Environmental groups increasingly using competition law to fight fossil fuel sector
CTV
In the last year, Canadian green groups have lodged at least four formal complaints with the Competition Bureau, alleging false or misleading environmental claims by fossil fuel companies or -- in the case of a complaint against RBC -- those who finance them.
Splashed across billboards and city buses, on newspaper spreads and Facebook feeds, the "Let's Clear the Air" ad campaign by the Pathways Alliance group of oilsands companies is a multi-million-dollar public relations blitz by an industry keen to show it's committed to helping fight climate change.
It's also the target of the latest strategy by Canada's environmental movement, which has expanded its war against the fossil fuel industry to a new battleground: the federal Competition Bureau.
In the last year, Canadian green groups have lodged at least four formal complaints with the bureau, the independent law enforcement agency tasked with protecting consumers by fostering a competitive marketplace.

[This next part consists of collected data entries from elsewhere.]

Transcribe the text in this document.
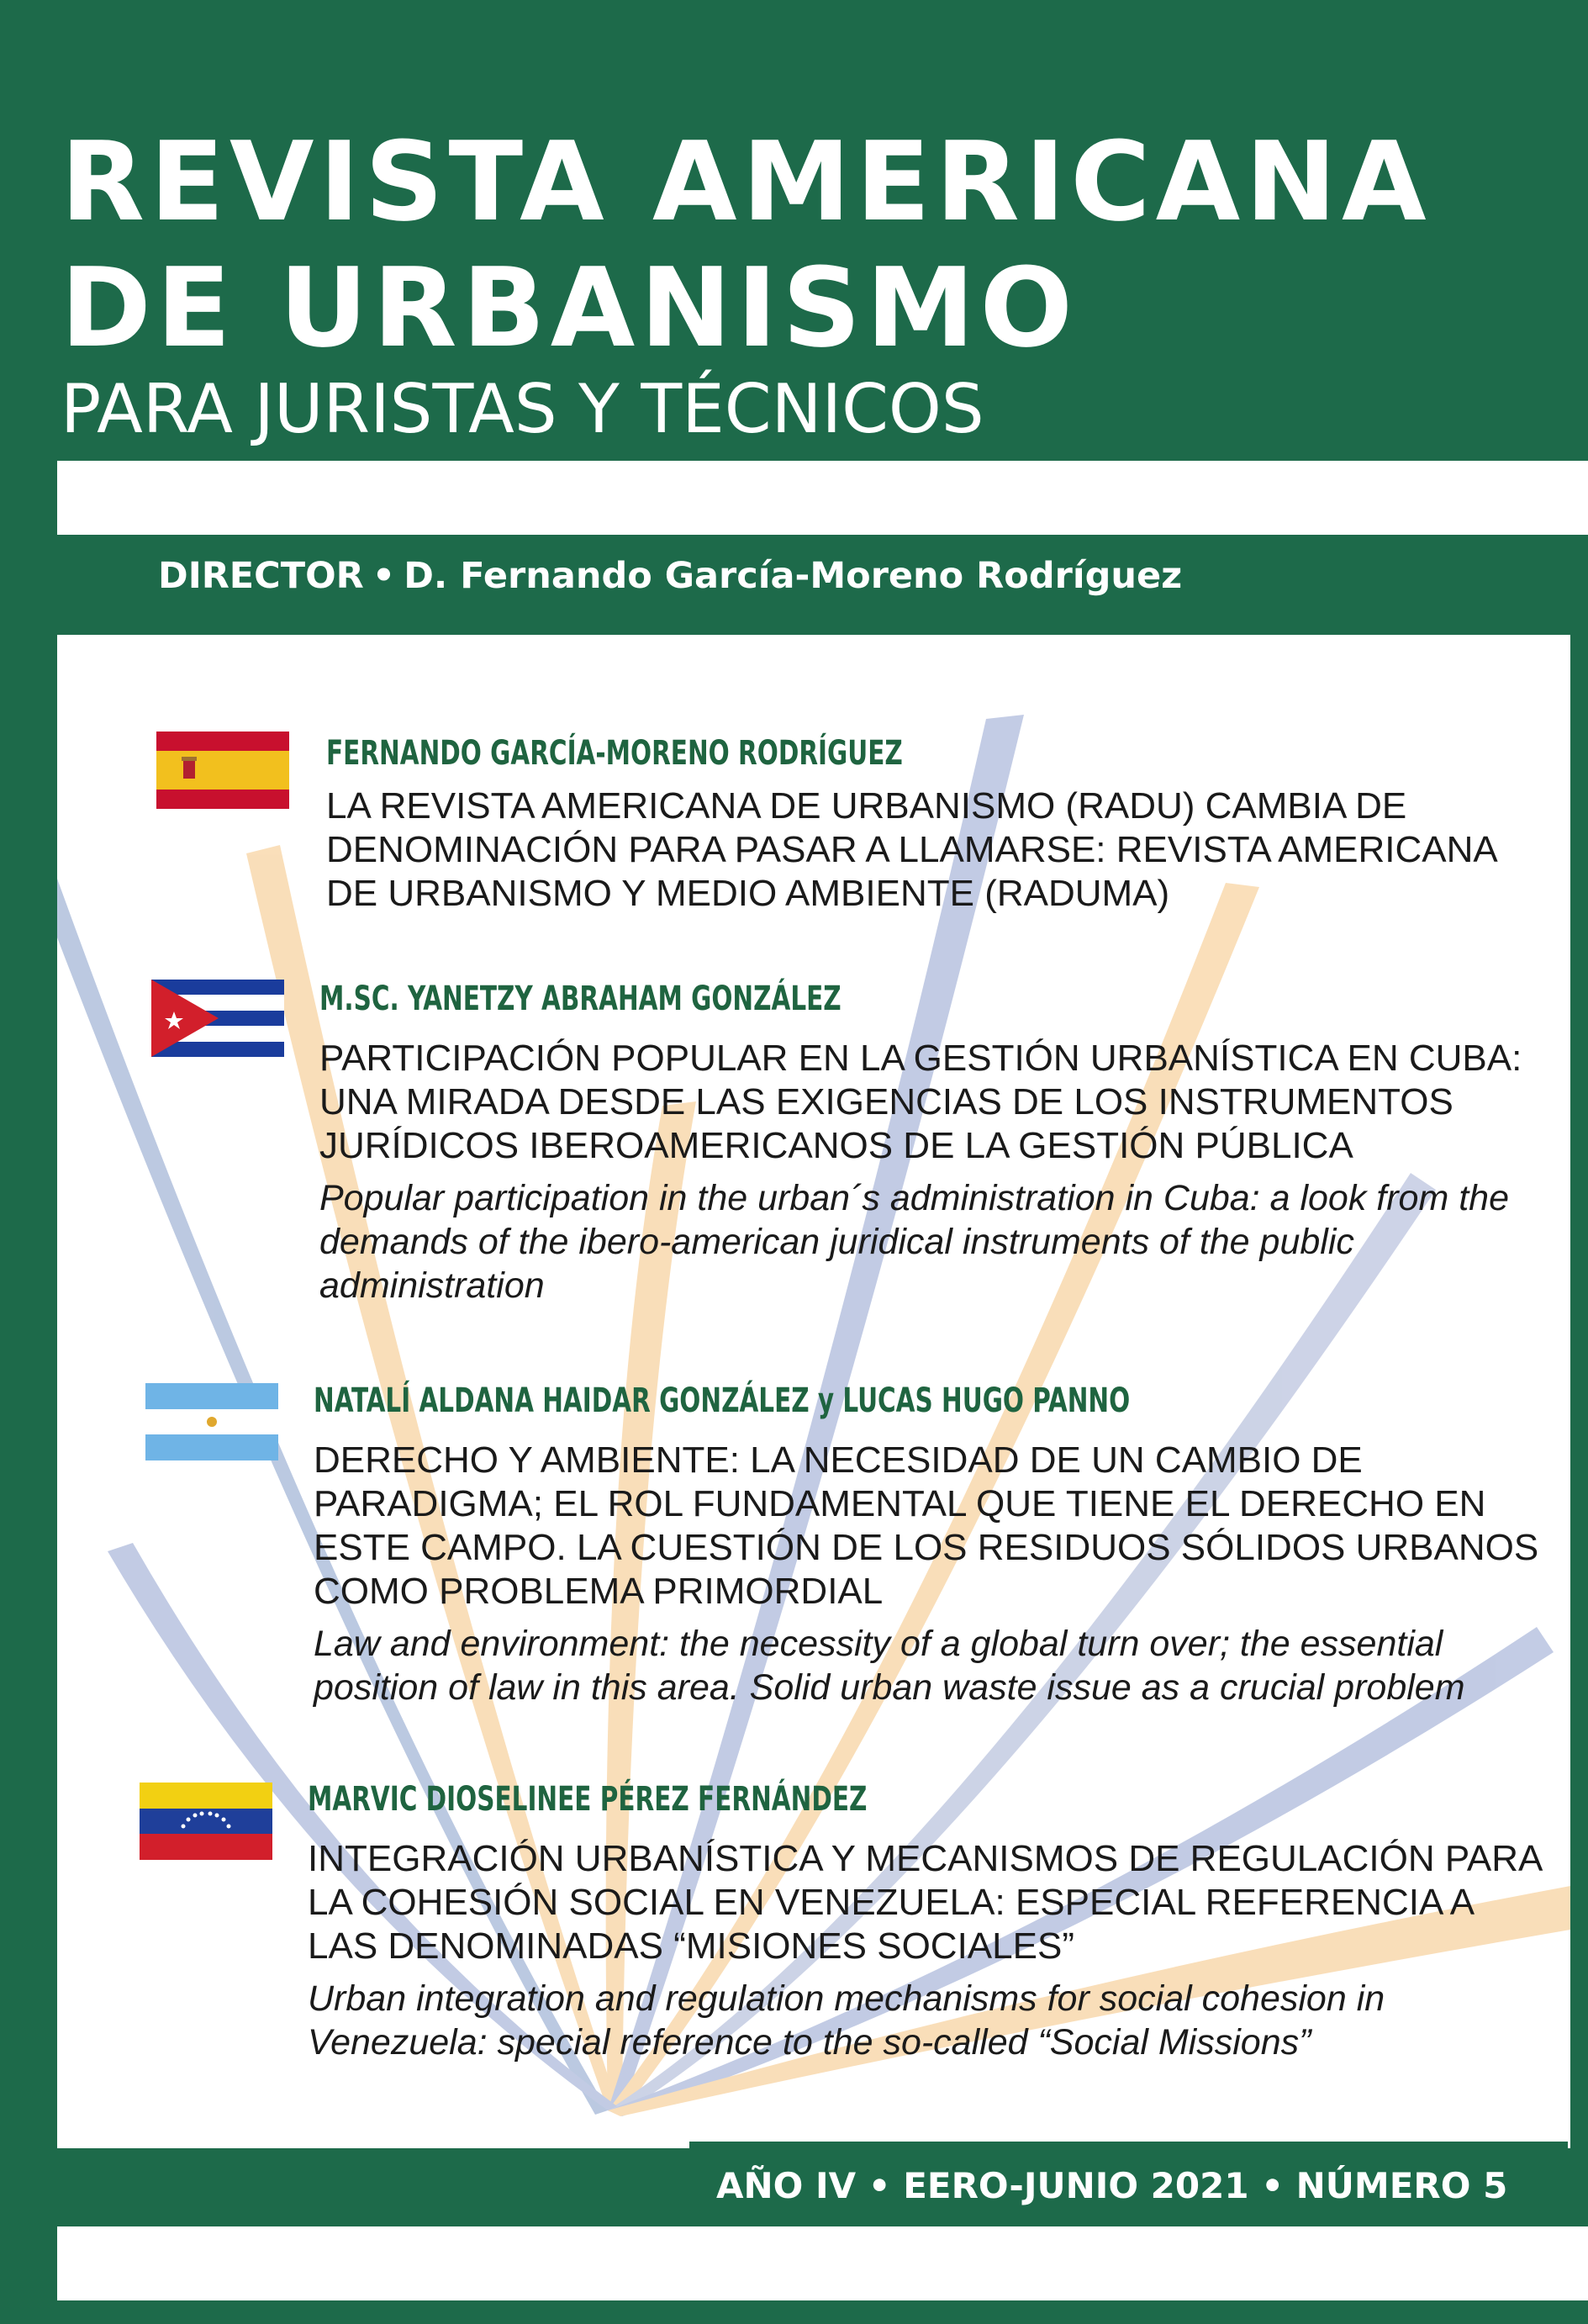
REVISTA AMERICANA
DE URBANISMO
PARA JURISTAS Y TÉCNICOS
DIRECTOR • D. Fernando García-Moreno Rodríguez
FERNANDO GARCÍA-MORENO RODRÍGUEZ
LA REVISTA AMERICANA DE URBANISMO (RADU) CAMBIA DE DENOMINACIÓN PARA PASAR A LLAMARSE: REVISTA AMERICANA DE URBANISMO Y MEDIO AMBIENTE (RADUMA)
M.SC. YANETZY ABRAHAM GONZÁLEZ
PARTICIPACIÓN POPULAR EN LA GESTIÓN URBANÍSTICA EN CUBA: UNA MIRADA DESDE LAS EXIGENCIAS DE LOS INSTRUMENTOS JURÍDICOS IBEROAMERICANOS DE LA GESTIÓN PÚBLICA
Popular participation in the urban´s administration in Cuba: a look from the demands of the ibero-american juridical instruments of the public administration
NATALÍ ALDANA HAIDAR GONZÁLEZ y LUCAS HUGO PANNO
DERECHO Y AMBIENTE: LA NECESIDAD DE UN CAMBIO DE PARADIGMA; EL ROL FUNDAMENTAL QUE TIENE EL DERECHO EN ESTE CAMPO. LA CUESTIÓN DE LOS RESIDUOS SÓLIDOS URBANOS COMO PROBLEMA PRIMORDIAL
Law and environment: the necessity of a global turn over; the essential position of law in this area. Solid urban waste issue as a crucial problem
MARVIC DIOSELINEE PÉREZ FERNÁNDEZ
INTEGRACIÓN URBANÍSTICA Y MECANISMOS DE REGULACIÓN PARA LA COHESIÓN SOCIAL EN VENEZUELA: ESPECIAL REFERENCIA A LAS DENOMINADAS “MISIONES SOCIALES”
Urban integration and regulation mechanisms for social cohesion in Venezuela: special reference to the so-called “Social Missions”
AÑO IV • EERO-JUNIO 2021 • NÚMERO 5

The complaints allege false or misleading environmental claims by fossil fuel companies or -- in the case of a complaint against RBC -- those who finance them.
Under Canada's Competition Act, it only takes six signatories to a deceptive advertising complaint to compel the bureau to launch an investigation.
While no conclusion of wrongdoing has been reached in any of the ongoing cases, the environmentalists hope their new strategy will raise awareness of what they call "greenwashing" -- a perceived tendency by companies to market their products and practices as more sustainable than they really are.
"We're at a point, I think, with climate change where there are very few actual deniers left out there," said Keith Brooks, program director of Environmental Defence, which is a co-signer to Greenpeace Canada's complaint against the Pathways Alliance as well as the lead complainant alleging deceptive marketing in a campaign by Enbridge Gas.